Sharma, Pranay; Gogoi, Anshuman; Verma, Akalesh K.; Frontera, Antonio; Bhattacharyya, Manjit K. published the artcile< Charge-assisted hydrogen bond and nitrile···nitrile interaction directed supramolecular associations in Cu(II) and Mn(II) coordination complexes: anticancer, hematotoxicity and theoretical studies>, COA of Formula: C10H8N2, the main research area is crystal structure copper bipyridine manganese cyanopyridine aqua compound; copper bipyridine manganese cyanopyridine preparation anticancer hematotoxicity activity.

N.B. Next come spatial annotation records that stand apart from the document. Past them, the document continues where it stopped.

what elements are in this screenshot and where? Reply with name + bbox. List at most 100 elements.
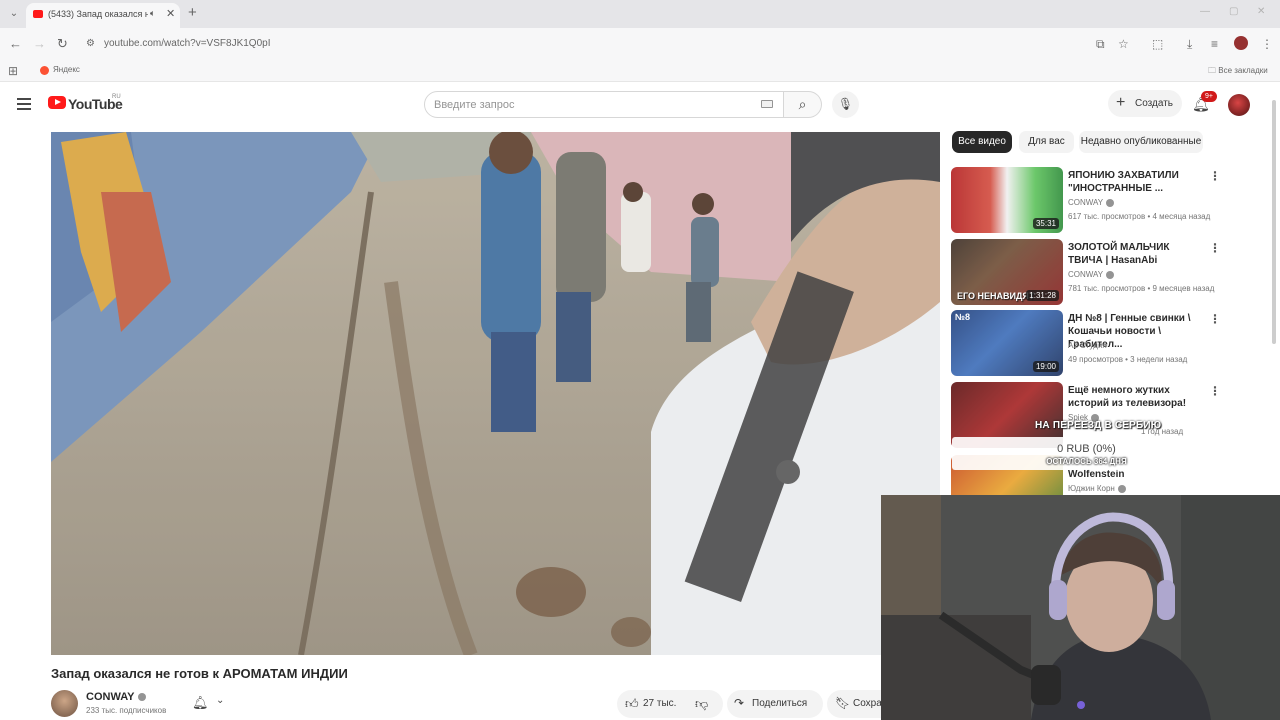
plus-icon: +: [1116, 94, 1126, 111]
dislike-button[interactable]: 👎︎: [695, 696, 708, 712]
address-bar[interactable]: youtube.com/watch?v=VSF8JK1Q0pI: [104, 38, 270, 49]
video-frame: [51, 132, 940, 655]
tab-search-icon[interactable]: ⌄: [6, 6, 22, 22]
reco-title[interactable]: Ещё немного жутких историй из телевизора…: [1068, 384, 1206, 410]
media-control-icon[interactable]: ≡: [1211, 37, 1218, 51]
video-title: Запад оказался не готов к АРОМАТАМ ИНДИИ: [51, 666, 348, 681]
search-input[interactable]: Введите запрос: [424, 91, 784, 118]
search-button[interactable]: ⌕: [784, 91, 822, 118]
all-bookmarks-label: Все закладки: [1218, 66, 1268, 75]
account-avatar[interactable]: [1228, 94, 1250, 116]
search-placeholder: Введите запрос: [434, 99, 515, 111]
donation-goal-widget: 0 RUB (0%) ОСТАЛОСЬ 364 ДНЯ: [952, 437, 1221, 470]
list-item[interactable]: 35:31 ЯПОНИЮ ЗАХВАТИЛИ "ИНОСТРАННЫЕ ... …: [951, 167, 1221, 233]
notifications-badge: 9+: [1201, 91, 1217, 102]
video-player[interactable]: [51, 132, 940, 655]
video-thumbnail[interactable]: ЕГО НЕНАВИДЯТ 1:31:28: [951, 239, 1063, 305]
verified-icon: [137, 693, 146, 702]
save-label: Сохра: [853, 698, 882, 709]
close-icon[interactable]: ✕: [166, 7, 175, 20]
more-options-icon[interactable]: ⋮: [1209, 384, 1221, 398]
reco-meta: 49 просмотров • 3 недели назад: [1068, 355, 1188, 364]
region-code: RU: [112, 94, 121, 100]
yandex-icon: [40, 66, 49, 75]
channel-name[interactable]: CONWAY: [86, 691, 146, 703]
chip-all-videos[interactable]: Все видео: [952, 131, 1012, 153]
browser-tab[interactable]: (5433) Запад оказался не готов 🔈︎ ✕: [26, 3, 180, 28]
new-tab-icon[interactable]: +: [188, 5, 197, 21]
bookmark-icon: 🔖︎: [835, 696, 851, 710]
browser-tab-bar: ⌄ (5433) Запад оказался не готов 🔈︎ ✕ + …: [0, 0, 1280, 28]
site-info-icon[interactable]: ⚙: [86, 38, 98, 50]
apps-grid-icon[interactable]: ⊞: [8, 64, 18, 78]
more-options-icon[interactable]: ⋮: [1209, 169, 1221, 183]
reco-title[interactable]: ЯПОНИЮ ЗАХВАТИЛИ "ИНОСТРАННЫЕ ...: [1068, 169, 1206, 195]
reload-icon[interactable]: ↻: [57, 36, 68, 52]
extensions-icon[interactable]: ⬚: [1152, 37, 1163, 51]
chip-for-you[interactable]: Для вас: [1019, 131, 1074, 153]
speaker-icon[interactable]: 🔈︎: [150, 8, 155, 19]
youtube-favicon-icon: [33, 10, 43, 18]
like-dislike-group: 👍︎ 27 тыс. 👎︎: [617, 690, 723, 718]
days-left: ОСТАЛОСЬ 364 ДНЯ: [1046, 457, 1127, 466]
youtube-header: YouTube RU Введите запрос ⌕ 🎙︎ + Создать…: [0, 82, 1280, 128]
reco-channel-name: CONWAY: [1068, 198, 1104, 207]
tab-title: (5433) Запад оказался не готов: [48, 9, 148, 19]
forward-icon[interactable]: →: [33, 36, 46, 52]
list-item[interactable]: №8 19:00 ДН №8 | Генные свинки \ Кошачьи…: [951, 310, 1221, 376]
reco-title[interactable]: ЗОЛОТОЙ МАЛЬЧИК ТВИЧА | HasanAbi: [1068, 241, 1206, 267]
more-options-icon[interactable]: ⋮: [1209, 241, 1221, 255]
like-button[interactable]: 👍︎: [625, 696, 639, 712]
chevron-down-icon[interactable]: ⌄: [216, 695, 224, 706]
reco-channel[interactable]: А2 Студия: [1068, 341, 1107, 350]
list-item[interactable]: ЕГО НЕНАВИДЯТ 1:31:28 ЗОЛОТОЙ МАЛЬЧИК ТВ…: [951, 239, 1221, 305]
maximize-icon[interactable]: ▢: [1229, 6, 1238, 17]
scrollbar-thumb[interactable]: [1272, 100, 1276, 344]
channel-avatar[interactable]: [51, 690, 78, 717]
duration-badge: 35:31: [1032, 218, 1059, 229]
video-thumbnail[interactable]: №8 19:00: [951, 310, 1063, 376]
create-button[interactable]: + Создать: [1108, 90, 1182, 117]
reco-meta: 617 тыс. просмотров • 4 месяца назад: [1068, 212, 1211, 221]
reco-channel[interactable]: CONWAY: [1068, 270, 1115, 279]
webcam-feed: [881, 495, 1280, 720]
thumbnail-caption: ЕГО НЕНАВИДЯТ: [957, 291, 1035, 301]
share-button[interactable]: ↷ Поделиться: [727, 690, 823, 718]
menu-icon[interactable]: [17, 98, 31, 110]
subscription-bell-icon[interactable]: 🔔︎: [192, 695, 209, 711]
back-icon[interactable]: ←: [9, 36, 22, 52]
browser-profile-icon[interactable]: [1234, 36, 1248, 50]
all-bookmarks-folder[interactable]: 🗀︎ Все закладки: [1208, 65, 1268, 79]
reco-channel[interactable]: CONWAY: [1068, 198, 1115, 207]
voice-search-button[interactable]: 🎙︎: [832, 91, 859, 118]
duration-badge: 19:00: [1032, 361, 1059, 372]
share-icon: ↷: [734, 696, 745, 710]
minimize-icon[interactable]: —: [1200, 6, 1210, 17]
donation-goal-title: НА ПЕРЕЕЗД В СЕРБИЮ: [1035, 420, 1162, 431]
bookmark-star-icon[interactable]: ☆: [1118, 37, 1129, 51]
install-app-icon[interactable]: ⧉: [1096, 37, 1105, 52]
subscriber-count: 233 тыс. подписчиков: [86, 706, 167, 715]
reco-channel-name: Юджин Корн: [1068, 484, 1115, 493]
duration-badge: 1:31:28: [1026, 290, 1059, 301]
video-thumbnail[interactable]: 35:31: [951, 167, 1063, 233]
reco-channel[interactable]: Юджин Корн: [1068, 484, 1126, 493]
browser-toolbar: ← → ↻ ⚙ youtube.com/watch?v=VSF8JK1Q0pI …: [0, 28, 1280, 60]
search-icon: ⌕: [798, 96, 807, 112]
youtube-logo-icon[interactable]: [48, 96, 66, 109]
verified-icon: [1106, 198, 1115, 207]
create-label: Создать: [1135, 98, 1174, 109]
reco-meta: 781 тыс. просмотров • 9 месяцев назад: [1068, 284, 1215, 293]
more-options-icon[interactable]: ⋮: [1209, 312, 1221, 326]
download-icon[interactable]: ⤓: [1187, 37, 1192, 52]
channel-name-text: CONWAY: [86, 691, 135, 703]
browser-menu-icon[interactable]: ⋮: [1261, 37, 1273, 51]
reco-channel-name: CONWAY: [1068, 270, 1104, 279]
window-close-icon[interactable]: ✕: [1257, 6, 1265, 17]
keyboard-icon[interactable]: [761, 100, 773, 108]
bookmark-yandex[interactable]: Яндекс: [53, 65, 80, 74]
webcam-overlay: [881, 495, 1280, 720]
save-button[interactable]: 🔖︎ Сохра: [827, 690, 887, 718]
verified-icon: [1106, 270, 1115, 279]
chip-recently-uploaded[interactable]: Недавно опубликованные: [1079, 131, 1203, 153]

Two new coordination complexes of Cu(II) and Mn(II), viz., [Cu(bpy)(H2O)4]SO4·2H2O (1) and [Mn(4-CNpy)2(H2O)3SO4]·H2O (2) (bpy = 2,2′-bipyridine, 4-CNpy = 4-cyanopyridine), were synthesized and characterized by using single crystal x-ray diffraction, elemental anal., FTIR spectroscopy, electronic spectroscopic techniques and TGA. The crystal structure of 1 uncovers the formation of sulfate-H2O assemblies involving lattice and coordinated H2O mols., while 2 reveals unconventional weak T-shaped CN···CN contacts in the layered architecture. The authors analyzed the unconventional interesting interactions using DFT calculations, mol. electrostatic potential (MEP), the NCI plot and QTAIM computational tools. The interaction energies of the two H-bonded dimers in 1 are very large because of the coulombic attraction between the dicationic H-bonded donor and the dianionic acceptor. It is interesting to observe that despite the energy of the H-bonds being very small compared to the total dimerization energy, the final geometry of the assembly in 1 is due to the charge assisted directional H-bonds instead of the nondirectional ion-pair interactions. The DFT study reveals that the T-shaped CN···CN interaction in 2 is very weak, in good agreement with the small MEP energy at the nitrile C atom. Anticancer studies of the compounds were carried out using Dalton’s lymphoma cell line using MTT and apoptosis assay. The results of compound 1 and 2 mediated cell cytotoxicity on the DL cancer cell line showed a significant concentration-dependent reduction in cell viability, while negligible cytotoxicity was observed in normal (PBMC) cells. The docking simulation results also confirm the interaction of the complexes with the active sites of amino acids of the target proteins. Also, pharmacophore models (2-dimensional and 3-D) for the compounds were mapped to the H-bond donor, pos. ionizable area and hydrophobic features that are important for establishing biol. activities. No hematotoxicity was recorded for the compounds after treatment in normal mice.
New Journal of Chemistry published new progress about Antitumor agents. 366-18-7 belongs to class pyridine-derivatives, and the molecular formula is C10H8N2, COA of Formula: C10H8N2.